Schwalm-Eder. Mit einem multiresistenten Keim - der im Uni-Klinikum Frankfurt drei Patienten tötete - haben sich auch im Schwalm-Eder-Kreis mehrere Menschen infiziert.

Seit 2013 waren dies 30. Nach Angaben des Gesundheitsamtes sei keiner der Patienten an den Folgen der Infektion gestorben.

Der multiresistente Keim trägt den Namen 4MRGN. Die vier steht dafür, dass er gegen vier von vier bekannten Antibiotikagruppen resistent ist. Der Erreger übersteht sogar die Desinfektion auf der Intensivstation. Es gibt kein bekanntes Antibiotikum, das ihn tötet.

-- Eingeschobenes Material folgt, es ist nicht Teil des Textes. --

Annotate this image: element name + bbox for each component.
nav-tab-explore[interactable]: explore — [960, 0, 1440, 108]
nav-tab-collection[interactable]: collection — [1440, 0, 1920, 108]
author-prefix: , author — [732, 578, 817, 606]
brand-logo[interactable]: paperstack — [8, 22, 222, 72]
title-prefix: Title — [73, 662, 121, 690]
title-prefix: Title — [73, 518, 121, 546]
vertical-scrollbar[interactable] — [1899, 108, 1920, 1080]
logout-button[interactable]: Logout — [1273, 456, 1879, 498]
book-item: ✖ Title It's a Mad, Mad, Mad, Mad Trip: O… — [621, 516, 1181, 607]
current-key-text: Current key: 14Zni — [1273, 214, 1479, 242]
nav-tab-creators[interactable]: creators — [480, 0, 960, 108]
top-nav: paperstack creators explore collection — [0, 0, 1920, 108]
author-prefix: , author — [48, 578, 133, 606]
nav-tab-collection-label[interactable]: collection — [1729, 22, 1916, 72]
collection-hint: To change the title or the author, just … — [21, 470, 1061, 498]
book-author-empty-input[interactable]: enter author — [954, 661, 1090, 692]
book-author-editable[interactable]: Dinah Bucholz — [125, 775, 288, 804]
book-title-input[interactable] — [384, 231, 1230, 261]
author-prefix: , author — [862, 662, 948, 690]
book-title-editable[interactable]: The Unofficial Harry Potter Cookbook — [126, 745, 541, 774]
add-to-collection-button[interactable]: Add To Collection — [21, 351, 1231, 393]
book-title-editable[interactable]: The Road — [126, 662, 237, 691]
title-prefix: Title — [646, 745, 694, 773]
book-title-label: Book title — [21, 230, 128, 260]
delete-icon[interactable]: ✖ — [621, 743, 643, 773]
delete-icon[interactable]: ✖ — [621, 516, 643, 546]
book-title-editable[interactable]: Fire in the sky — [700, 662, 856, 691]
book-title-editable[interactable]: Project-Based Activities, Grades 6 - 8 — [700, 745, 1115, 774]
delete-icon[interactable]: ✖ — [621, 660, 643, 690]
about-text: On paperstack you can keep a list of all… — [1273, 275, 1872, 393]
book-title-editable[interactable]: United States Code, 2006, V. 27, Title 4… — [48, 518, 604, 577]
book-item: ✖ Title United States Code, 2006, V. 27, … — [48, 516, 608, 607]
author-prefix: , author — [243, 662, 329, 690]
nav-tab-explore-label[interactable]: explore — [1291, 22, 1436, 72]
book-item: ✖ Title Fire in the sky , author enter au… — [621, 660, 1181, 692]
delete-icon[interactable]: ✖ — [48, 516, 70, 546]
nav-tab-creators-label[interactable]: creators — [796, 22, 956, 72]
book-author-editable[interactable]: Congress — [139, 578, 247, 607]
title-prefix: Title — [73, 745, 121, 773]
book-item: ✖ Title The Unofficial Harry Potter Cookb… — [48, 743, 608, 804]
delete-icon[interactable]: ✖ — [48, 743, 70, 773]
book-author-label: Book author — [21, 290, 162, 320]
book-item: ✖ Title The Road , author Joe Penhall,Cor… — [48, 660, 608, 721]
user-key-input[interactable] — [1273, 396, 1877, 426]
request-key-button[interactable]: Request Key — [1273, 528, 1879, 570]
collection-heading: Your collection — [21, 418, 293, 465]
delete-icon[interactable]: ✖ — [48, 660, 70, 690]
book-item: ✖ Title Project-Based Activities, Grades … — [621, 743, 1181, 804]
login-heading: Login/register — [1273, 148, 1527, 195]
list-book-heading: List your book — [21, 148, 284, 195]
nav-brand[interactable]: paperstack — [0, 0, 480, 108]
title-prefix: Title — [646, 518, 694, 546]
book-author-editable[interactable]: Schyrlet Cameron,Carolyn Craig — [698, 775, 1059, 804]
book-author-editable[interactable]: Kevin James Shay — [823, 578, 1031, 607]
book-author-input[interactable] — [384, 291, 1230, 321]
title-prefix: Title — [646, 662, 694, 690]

Verbreiteter ist ein anderer Erreger, der MRSA-Keim oder Methicillin-resistenter Staphylococcus aureus. „MRSA besiedelt bei vielen Menschen die Haut, ohne dass er Krankheitssymptome hervorruft“, sagt Dr. Ulrich Klinge, kommissarischer Leiter des Gesundheitsamtes. 4MRGN lebt hingegen im Magen-Darm-Trakt.

Unterschieden wird in der Bewertung der Gefahren zwischen einer Besiedlung des Körpers oder einer Infektion. Für eine Infektion müssen die Keime in die Blutbahn oder den Liquor (Gehirn-Rückenmarks-Flüssigkeit) des Menschen gelangen. Ausschließlich diese Infektionen sind meldepflichtig. In den Krankenhäusern im Landkreis werden deutlich mehr Patienten mit einer Besiedlung identifiziert. Alle Risikopatienten werden nach ihrer Einlieferung auf Multiresistente Erreger (MRE) untersucht.

Risikopatienten sind: Menschen aus Regionen oder Kliniken mit hohen MRE-Fällen, Zimmernachbarn von MRSA-Patienten, Patienten mit chronischer Pflegebedürftigkeit, Dialysepflichtige, Menschen mit Brandwunden oder chronischen Wunden. In Deutschland sterben laut Gesundheitsministerium jährlich etwa 15 000 Menschen an den Folgen einer solchen Infektion. 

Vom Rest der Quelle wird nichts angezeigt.